Thinking CAP: CAP's manufacturer relationships manager Martin Ward scours the globe for the week's insider fleet intelligence
Over to Düsseldorf to drive not one, but two new Audis – and two very different vehicles.
The first was the new A6, which has received a few minor cosmetic changes, and you have to have really good eyes to spot them. This is unusual for Audi as it generally makes substantial changes mid-lifecycle.
The interior has also received a few minor tweaks which don’t really add up to much.
But it is the changes to some of the engines which will make a difference, especially to company car drivers.
The new engine I drove was the 2.0 TDIe, an ultra-efficient common rail diesel that has a CO2 emission figure of just 139g/km, and is capable of achieving up to 53mpg.
The 0-62mph figure of 10.3 seconds is not earth-shattering, and it doesn’t feel particularly quick when accelerating, but it is adequate, and it comes into its own at motorway speed cruising.
On a quiet derestricted autobahn it got up to 110mph and held it for many miles, where it was quiet and refined.
The second new Audi is the Q7 6.0-litre V12 TDI – the most powerful diesel SUV produced.
This monster produces 500bhp, takes seven people and a load of luggage, yet still manages to accelerate from 0-62mph in a staggering 5.5 seconds.
This engine has race heritage as it was developed from the three-times winner of the Le Mans 24-hour race – the R10 TDI.
Audi claims it will manage around 25mpg on the combined cycle and produces 298g/km.
It has ceramic brakes as standard, and with all that weight and power it needs them.
The price is a whopping £96,295, but with very limited supply, they will no doubt sell.

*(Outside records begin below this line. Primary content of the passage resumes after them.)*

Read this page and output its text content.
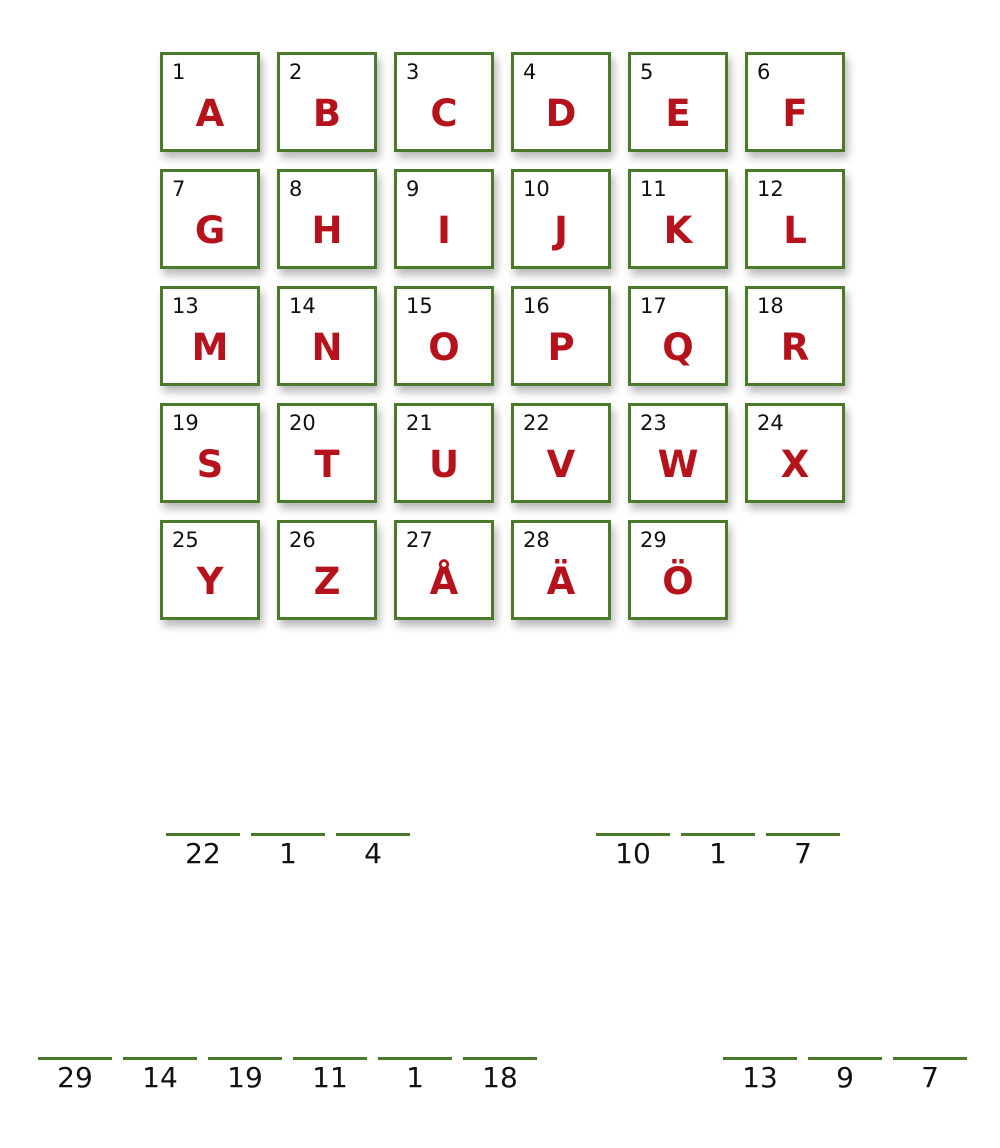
1
A
2
B
3
C
4
D
5
E
6
F
7
G
8
H
9
I
10
J
11
K
12
L
13
M
14
N
15
O
16
P
17
Q
18
R
19
S
20
T
21
U
22
V
23
W
24
X
25
Y
26
Z
27
Å
28
Ä
29
Ö
22	1	4	10	1	7
29	14	19	11	1	18	13	9	7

Took a Ford Mondeo Econetic Estate to Lommel on the Belgian/Dutch border, and the home of Ford’s European test facility, for a few presentations and a good look at the all-new Ka.
This new baby Ford has been conceived in conjunction with Fiat and will be built in Poland.
The Ka shares the same platform and a few other under-the-skin components with the Panda, and the brilliant 500
However, the bodywork and glass are completely different, as is the interior.
Ford has worked on suspension, brakes, handling and ride to give it the ‘Ford DNA’.
When the original Ka was launched in 1996 it only had eight direct competitors, but now there are 22.
Ford has had a bit of luck recently, with the introduction of the new Kuga, Fiesta and now the Ka – all cars that are in demand and within budgets, and relatively cheap to run.
It seems Ford can’t do anything wrong at the moment.
The new Ka is a great car that is bound to sell without any problems – it looks cute and will be priced sensibly, with a sub-120g/km petrol engine as standard.
The Mondeo I went in was fitted with the 139g/km of CO2 1.8 TDCi diesel engine that produces 125bhp.
It is so quiet and on the 1,015 mile return journey across four countries, mainly on motorways, it achieved 50.2mpg, which is a great result.
The Econetic is based on the Zetec, but does not lose any of the high level of standard equipment, except the alloy wheels.